By MATTHEW BRODSKY, senior editor/Web editor of Risk & Insurance®
Like his soon-to-be-predecessor, David H. Long is straightforward.
"It's a pretty darn tough market still," he said about the business-insurance market. "To be honest with you, I'd say we view the commercial market as a place where we're just grinding it out."
Liberty Mutual will take its modest successes. In the first-quarter of 2011, the Boston-based insurance carrier, the third biggest in the United States, saw total net written premium increase to $7.5 billion, 5.2 percent over the year-ago period. Long told Risk & Insurance® by telephone that he attributes that primarily to growth in the International Business Unit and rate and exposure increases in domestic personal-lines businesses.
Overall, opportunity in core commercial just isn't there.
"We're not looking for an awful lot of growth," Long said.
Long has been president of Liberty Mutual Group since June 2010 and will take on the additional role of CEO on June 29, succeeding current CEO Edmund F. Kelly, who will remain as board chairman.
Long will have a tall order in front of him at first. The insurance group's combined ratio for the first quarter including catastrophe losses from around the world was 102.5 percent. For its commercial unit, the combined ratio with CATS was 116.1 percent.
Is Long comfortable losing money on Liberty Mutual's underwriting?
"I am not particularly happy with it," he replied.
Besides the catastrophe losses from events like the Australian floods and the Japan and New Zealand earthquakes, Liberty Mutual suffered from its involvement in workers' compensation. The line represents about 13 percent of Liberty Mutual's revenue, according to Long. It also has a combined ratio across the industry of 120 percent, he said, and with interest rates where they are, "you're 15 points away from making a decent return."
That hurts when you have a disproportionate share of the workers' comp marketplace and you're "booking it appropriately," Long said.
WHAT TO DO
Long's solution in this near-term, bump-and-grind commercial insurance marketplace is to sharpen the proverbial elbows.
That means pushing a little harder to get business that's adequately priced. Long said he's willing to sacrifice top-line growth to get it, which might be offset by growth elsewhere, such as in global insurance hotspots in the developing world.
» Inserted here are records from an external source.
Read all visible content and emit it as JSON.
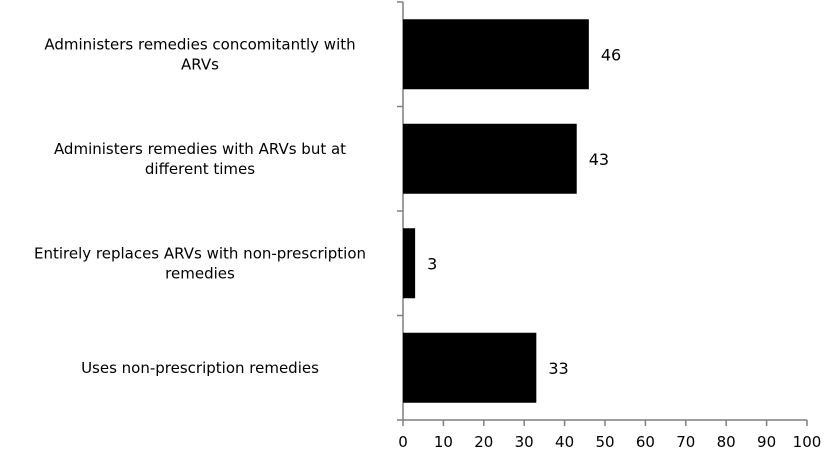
{
  "chart_data": {
    "type": "bar",
    "orientation": "horizontal",
    "title": "",
    "xlabel": "",
    "ylabel": "",
    "categories": [
      [
        "Administers remedies concomitantly with",
        "ARVs"
      ],
      [
        "Administers remedies with ARVs but at",
        "different times"
      ],
      [
        "Entirely replaces ARVs with non-prescription",
        "remedies"
      ],
      [
        "Uses non-prescription remedies"
      ]
    ],
    "values": [
      46,
      43,
      3,
      33
    ],
    "xlim": [
      0,
      100
    ],
    "xticks": [
      0,
      10,
      20,
      30,
      40,
      50,
      60,
      70,
      80,
      90,
      100
    ],
    "grid": false,
    "legend": "none",
    "bar_color": "#000000",
    "axis_color": "#7f7f7f"
  }
}
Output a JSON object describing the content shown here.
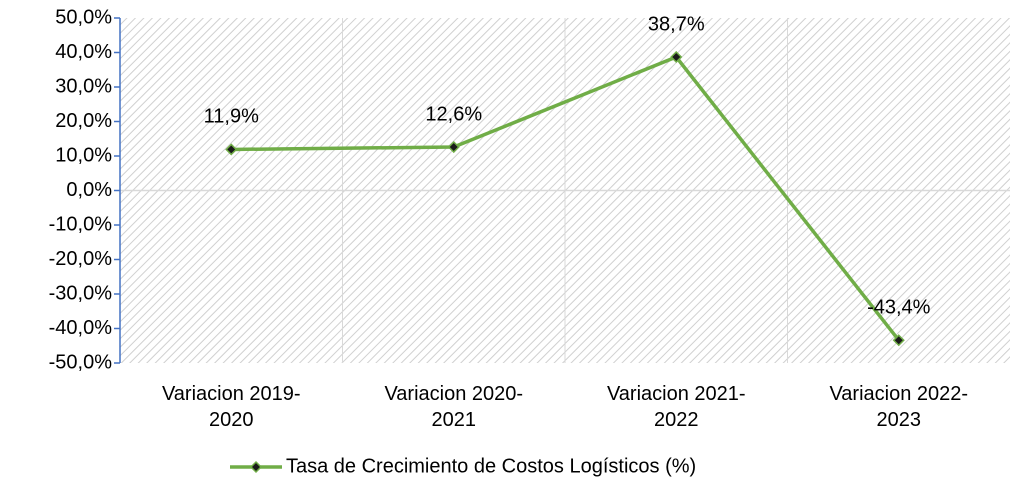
{
  "chart_data": {
    "type": "line",
    "categories": [
      "Variacion 2019-2020",
      "Variacion 2020-2021",
      "Variacion 2021-2022",
      "Variacion 2022-2023"
    ],
    "series": [
      {
        "name": "Tasa de Crecimiento de Costos Logísticos (%)",
        "color": "#70ad47",
        "values": [
          11.9,
          12.6,
          38.7,
          -43.4
        ],
        "value_labels": [
          "11,9%",
          "12,6%",
          "38,7%",
          "-43,4%"
        ]
      }
    ],
    "ylim": [
      -50,
      50
    ],
    "yticks": [
      {
        "value": -50,
        "label": "-50,0%"
      },
      {
        "value": -40,
        "label": "-40,0%"
      },
      {
        "value": -30,
        "label": "-30,0%"
      },
      {
        "value": -20,
        "label": "-20,0%"
      },
      {
        "value": -10,
        "label": "-10,0%"
      },
      {
        "value": 0,
        "label": "0,0%"
      },
      {
        "value": 10,
        "label": "10,0%"
      },
      {
        "value": 20,
        "label": "20,0%"
      },
      {
        "value": 30,
        "label": "30,0%"
      },
      {
        "value": 40,
        "label": "40,0%"
      },
      {
        "value": 50,
        "label": "50,0%"
      }
    ],
    "legend": "bottom"
  }
}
"We're quite prepared to invest capital in China, we're quite prepared to invest in Latin America," he said. Long said that appetite could extend even to India. It might be a drain on resources in the here and right now, but it's a good long-term investment.
As for workers' comp in the U.S. market, some carriers still trumpet their opportunities for growth there. Who are they kidding, though? Growth only means cutting rate further.
For Long, the most difficult place to price and make money in workers' comp is in the middle market, where each account wants to be priced individually and there's enough competition that they can get their way. All it takes is one carrier to make a "dumb move."
"We all do that," Long said.
Yes, David H. Long is straightforward like Kelly, albeit a wee bit less in-your-face about it.
Under Long, Liberty Mutual is going to be focusing in workers' comp on risk selection and the service component of large accounts.
"We think that given the amount of data that we have, that we can identify good accounts at a portfolio basis and price them appropriately," he said.
Of course, it's another matter if the market will accept those prices.